I doubt one "knows" the values of sin and cos at 0, and that these are
continuous functions, without knowing sin^2 + cos^2 = 1. But yes, you could
remember those facts in isolation.
> > Second, we're to believe someone has forgotten the most basic of trig
> > identities, sort of like forgetting your own name, and yet knows how to
> > apply the chain rule and remember the derivatives of sin and cos correctly?
>
> He was obviously just using a simple example to make the point.
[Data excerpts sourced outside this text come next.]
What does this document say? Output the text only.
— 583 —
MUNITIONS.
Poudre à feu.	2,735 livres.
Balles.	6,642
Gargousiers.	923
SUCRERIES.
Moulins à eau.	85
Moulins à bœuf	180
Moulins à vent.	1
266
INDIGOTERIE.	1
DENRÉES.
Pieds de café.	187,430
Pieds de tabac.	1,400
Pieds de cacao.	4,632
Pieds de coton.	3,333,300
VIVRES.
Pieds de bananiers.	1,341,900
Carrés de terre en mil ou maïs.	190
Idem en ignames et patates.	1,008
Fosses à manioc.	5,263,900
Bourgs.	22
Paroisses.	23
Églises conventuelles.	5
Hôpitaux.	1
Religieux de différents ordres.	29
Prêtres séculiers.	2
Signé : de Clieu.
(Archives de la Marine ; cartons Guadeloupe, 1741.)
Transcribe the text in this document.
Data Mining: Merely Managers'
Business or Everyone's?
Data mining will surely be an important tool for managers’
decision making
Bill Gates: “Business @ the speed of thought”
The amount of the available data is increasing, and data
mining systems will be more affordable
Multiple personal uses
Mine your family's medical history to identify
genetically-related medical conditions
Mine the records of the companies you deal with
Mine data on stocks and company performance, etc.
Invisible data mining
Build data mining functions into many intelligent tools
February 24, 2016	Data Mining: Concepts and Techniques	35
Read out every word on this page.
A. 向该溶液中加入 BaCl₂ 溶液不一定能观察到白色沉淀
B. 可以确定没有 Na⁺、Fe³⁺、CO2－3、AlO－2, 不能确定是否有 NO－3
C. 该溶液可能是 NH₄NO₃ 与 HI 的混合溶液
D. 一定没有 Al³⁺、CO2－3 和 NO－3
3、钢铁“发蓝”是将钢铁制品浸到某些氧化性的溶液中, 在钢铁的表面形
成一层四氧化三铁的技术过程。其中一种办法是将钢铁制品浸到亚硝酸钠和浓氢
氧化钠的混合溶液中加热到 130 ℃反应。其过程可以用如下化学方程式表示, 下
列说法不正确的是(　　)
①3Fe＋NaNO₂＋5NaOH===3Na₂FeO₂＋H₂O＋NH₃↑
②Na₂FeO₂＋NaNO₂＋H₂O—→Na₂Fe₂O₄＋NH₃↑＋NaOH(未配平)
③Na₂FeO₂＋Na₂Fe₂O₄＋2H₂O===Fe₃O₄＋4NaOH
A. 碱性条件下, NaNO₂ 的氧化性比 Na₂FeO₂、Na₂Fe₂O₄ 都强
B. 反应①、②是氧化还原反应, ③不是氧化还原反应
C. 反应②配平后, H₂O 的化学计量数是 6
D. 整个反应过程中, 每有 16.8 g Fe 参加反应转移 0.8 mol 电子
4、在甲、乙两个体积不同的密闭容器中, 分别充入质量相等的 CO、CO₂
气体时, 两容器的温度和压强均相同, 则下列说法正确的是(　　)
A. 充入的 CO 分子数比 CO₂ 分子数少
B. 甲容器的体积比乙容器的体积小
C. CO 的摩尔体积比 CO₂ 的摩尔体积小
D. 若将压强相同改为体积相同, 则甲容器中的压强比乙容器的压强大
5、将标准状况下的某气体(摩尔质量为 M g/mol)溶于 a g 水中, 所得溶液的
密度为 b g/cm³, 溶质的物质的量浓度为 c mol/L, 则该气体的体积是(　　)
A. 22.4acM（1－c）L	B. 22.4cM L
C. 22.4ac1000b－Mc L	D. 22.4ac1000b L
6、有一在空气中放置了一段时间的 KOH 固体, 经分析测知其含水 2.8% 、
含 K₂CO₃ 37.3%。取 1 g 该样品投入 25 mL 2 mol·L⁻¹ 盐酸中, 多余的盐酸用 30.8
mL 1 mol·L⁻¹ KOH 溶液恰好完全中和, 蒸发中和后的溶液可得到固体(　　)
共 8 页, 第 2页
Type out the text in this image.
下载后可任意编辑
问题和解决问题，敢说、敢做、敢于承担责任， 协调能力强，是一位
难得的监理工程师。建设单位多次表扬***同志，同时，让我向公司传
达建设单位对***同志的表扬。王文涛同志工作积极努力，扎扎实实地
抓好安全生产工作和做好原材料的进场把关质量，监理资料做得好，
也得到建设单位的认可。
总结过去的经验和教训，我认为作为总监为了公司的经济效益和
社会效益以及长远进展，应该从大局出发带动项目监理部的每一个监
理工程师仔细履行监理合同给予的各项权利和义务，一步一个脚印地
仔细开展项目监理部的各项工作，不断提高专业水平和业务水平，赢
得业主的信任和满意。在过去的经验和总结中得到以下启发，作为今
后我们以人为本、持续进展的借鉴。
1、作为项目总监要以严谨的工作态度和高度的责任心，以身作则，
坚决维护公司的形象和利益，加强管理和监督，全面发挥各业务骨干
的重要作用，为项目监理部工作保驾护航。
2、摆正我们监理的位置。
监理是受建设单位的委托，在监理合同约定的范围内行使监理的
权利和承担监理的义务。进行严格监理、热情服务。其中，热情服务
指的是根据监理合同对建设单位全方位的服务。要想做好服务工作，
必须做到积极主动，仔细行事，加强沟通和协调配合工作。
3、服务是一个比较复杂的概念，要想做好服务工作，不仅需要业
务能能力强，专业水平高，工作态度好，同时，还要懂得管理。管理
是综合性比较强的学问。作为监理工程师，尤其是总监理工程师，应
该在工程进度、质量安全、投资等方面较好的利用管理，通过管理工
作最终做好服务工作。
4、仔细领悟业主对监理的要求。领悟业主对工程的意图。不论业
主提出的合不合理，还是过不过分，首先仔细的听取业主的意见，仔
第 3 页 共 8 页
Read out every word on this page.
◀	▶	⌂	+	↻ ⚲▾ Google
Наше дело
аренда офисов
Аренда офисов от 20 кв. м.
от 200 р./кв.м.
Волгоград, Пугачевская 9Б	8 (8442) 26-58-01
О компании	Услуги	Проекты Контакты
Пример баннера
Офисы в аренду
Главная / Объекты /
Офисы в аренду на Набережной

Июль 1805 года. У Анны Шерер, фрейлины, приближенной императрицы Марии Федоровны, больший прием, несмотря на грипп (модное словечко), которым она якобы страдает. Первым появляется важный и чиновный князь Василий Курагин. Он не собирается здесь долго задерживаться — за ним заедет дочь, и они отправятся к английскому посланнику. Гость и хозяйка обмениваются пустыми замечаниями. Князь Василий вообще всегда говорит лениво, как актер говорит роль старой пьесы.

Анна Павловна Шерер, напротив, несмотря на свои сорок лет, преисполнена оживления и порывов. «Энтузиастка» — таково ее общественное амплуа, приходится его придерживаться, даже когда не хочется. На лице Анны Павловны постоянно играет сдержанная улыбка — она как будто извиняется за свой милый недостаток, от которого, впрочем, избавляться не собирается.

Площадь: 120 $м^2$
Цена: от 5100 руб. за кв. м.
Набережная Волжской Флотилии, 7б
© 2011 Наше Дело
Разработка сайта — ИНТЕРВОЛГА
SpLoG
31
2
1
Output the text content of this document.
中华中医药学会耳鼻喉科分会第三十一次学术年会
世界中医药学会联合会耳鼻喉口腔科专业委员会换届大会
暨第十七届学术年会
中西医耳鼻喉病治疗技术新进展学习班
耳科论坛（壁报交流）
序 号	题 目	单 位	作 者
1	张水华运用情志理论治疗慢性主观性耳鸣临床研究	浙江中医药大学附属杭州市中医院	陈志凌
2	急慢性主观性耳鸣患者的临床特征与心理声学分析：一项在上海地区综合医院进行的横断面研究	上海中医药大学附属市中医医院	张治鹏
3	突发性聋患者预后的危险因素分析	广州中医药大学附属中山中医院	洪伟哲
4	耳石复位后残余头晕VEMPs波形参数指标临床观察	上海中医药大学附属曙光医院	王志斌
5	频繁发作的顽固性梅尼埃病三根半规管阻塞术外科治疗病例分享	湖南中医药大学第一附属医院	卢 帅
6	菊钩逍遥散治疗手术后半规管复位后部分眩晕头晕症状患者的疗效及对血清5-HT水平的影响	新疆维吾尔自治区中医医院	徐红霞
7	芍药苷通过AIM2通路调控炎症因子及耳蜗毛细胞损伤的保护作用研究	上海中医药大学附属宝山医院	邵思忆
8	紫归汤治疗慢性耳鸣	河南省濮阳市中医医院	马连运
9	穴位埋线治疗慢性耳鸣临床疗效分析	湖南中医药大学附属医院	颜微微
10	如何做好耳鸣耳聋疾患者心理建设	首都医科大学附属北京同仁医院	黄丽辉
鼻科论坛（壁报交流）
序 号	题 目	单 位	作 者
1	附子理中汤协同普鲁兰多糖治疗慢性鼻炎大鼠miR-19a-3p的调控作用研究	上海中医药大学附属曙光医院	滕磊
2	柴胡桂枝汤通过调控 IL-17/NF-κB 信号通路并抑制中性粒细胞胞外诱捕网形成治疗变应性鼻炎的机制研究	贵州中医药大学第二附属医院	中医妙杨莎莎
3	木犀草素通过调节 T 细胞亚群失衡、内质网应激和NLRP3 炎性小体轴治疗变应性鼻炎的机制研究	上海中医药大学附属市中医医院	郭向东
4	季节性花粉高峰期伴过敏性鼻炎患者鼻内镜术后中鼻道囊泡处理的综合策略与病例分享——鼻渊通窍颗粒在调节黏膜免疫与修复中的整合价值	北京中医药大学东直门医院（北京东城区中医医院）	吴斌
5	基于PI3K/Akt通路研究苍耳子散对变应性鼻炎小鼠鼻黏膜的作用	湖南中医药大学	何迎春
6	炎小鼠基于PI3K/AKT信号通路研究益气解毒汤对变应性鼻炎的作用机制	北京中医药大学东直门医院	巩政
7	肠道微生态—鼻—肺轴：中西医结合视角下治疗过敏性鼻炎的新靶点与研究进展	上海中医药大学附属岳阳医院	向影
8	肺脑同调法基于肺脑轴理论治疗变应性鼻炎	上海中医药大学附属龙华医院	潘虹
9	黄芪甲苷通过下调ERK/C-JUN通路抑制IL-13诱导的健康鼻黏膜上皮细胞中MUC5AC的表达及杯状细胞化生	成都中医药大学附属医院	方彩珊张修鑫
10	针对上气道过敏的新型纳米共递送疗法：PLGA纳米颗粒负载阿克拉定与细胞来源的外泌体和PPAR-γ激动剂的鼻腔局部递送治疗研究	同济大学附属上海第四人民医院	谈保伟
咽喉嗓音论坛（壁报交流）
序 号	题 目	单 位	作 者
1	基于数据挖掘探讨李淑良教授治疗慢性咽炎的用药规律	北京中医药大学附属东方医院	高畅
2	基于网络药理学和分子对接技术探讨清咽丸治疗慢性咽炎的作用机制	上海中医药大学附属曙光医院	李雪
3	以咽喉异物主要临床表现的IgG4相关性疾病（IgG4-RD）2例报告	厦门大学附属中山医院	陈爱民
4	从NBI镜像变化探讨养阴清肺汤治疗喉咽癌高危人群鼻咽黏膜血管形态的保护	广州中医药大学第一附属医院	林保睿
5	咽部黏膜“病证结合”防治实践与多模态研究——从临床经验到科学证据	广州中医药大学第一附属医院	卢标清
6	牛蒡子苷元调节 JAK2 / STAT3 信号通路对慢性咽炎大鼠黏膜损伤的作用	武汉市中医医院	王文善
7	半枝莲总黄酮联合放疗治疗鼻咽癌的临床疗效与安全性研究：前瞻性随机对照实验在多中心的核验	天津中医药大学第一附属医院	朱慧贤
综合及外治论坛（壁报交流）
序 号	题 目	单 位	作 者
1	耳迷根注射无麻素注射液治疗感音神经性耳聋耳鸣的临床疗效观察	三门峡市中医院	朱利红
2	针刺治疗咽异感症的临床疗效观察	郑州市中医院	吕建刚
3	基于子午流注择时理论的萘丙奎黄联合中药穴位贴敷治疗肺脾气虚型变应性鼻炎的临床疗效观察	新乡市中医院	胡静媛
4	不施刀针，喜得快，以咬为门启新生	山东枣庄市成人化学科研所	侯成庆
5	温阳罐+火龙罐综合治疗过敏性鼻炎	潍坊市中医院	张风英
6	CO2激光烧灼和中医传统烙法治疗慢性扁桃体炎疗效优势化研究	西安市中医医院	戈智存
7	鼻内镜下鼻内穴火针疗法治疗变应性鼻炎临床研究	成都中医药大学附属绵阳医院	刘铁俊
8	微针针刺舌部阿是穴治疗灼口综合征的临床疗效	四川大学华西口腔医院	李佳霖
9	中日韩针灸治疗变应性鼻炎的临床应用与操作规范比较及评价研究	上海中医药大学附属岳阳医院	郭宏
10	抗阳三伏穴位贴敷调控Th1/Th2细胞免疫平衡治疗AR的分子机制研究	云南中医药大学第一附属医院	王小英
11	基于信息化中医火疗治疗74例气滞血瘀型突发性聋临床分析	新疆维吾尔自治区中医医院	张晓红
See
> below if you insist on a more complicated one.
>
> > > Now imagine a similar limit only with a much more
> > > hairy numerator that is identically zero but is not
> > > immediately recognizably so. As above, L'Hospital's
> > > rule might similarly simply reveal the correct result.
> >
> > You must verify the hairy numerator -> 0 to use LHR. If it's identically 0
> > but is unrecognizable as such, how will you know it -> 0?
>
> Consider instead:
>
> (4(cos(x)-cos(3x))/(1+sec(x)) - 8((1-cos(x))/sec(x))^2)^2 -
> (1-cos(4x))^2
>
> It takes about 10 seconds to verify that it's continuous at 0, and has
> a value of 0 there. Now, I don't know if taking the derivative of this
> expression and evaluating it at x=0 is easier than showing it's
> identically equal to 0, but I would believe someone if they told me it
> was easier for them.
True, and as I wrote to Bill, I shouldn't have gotten involved with that
issue, because the only point I was trying to make is that it is silly to
use LHR to evaluate lim_s->0 0/s^2. Which it is.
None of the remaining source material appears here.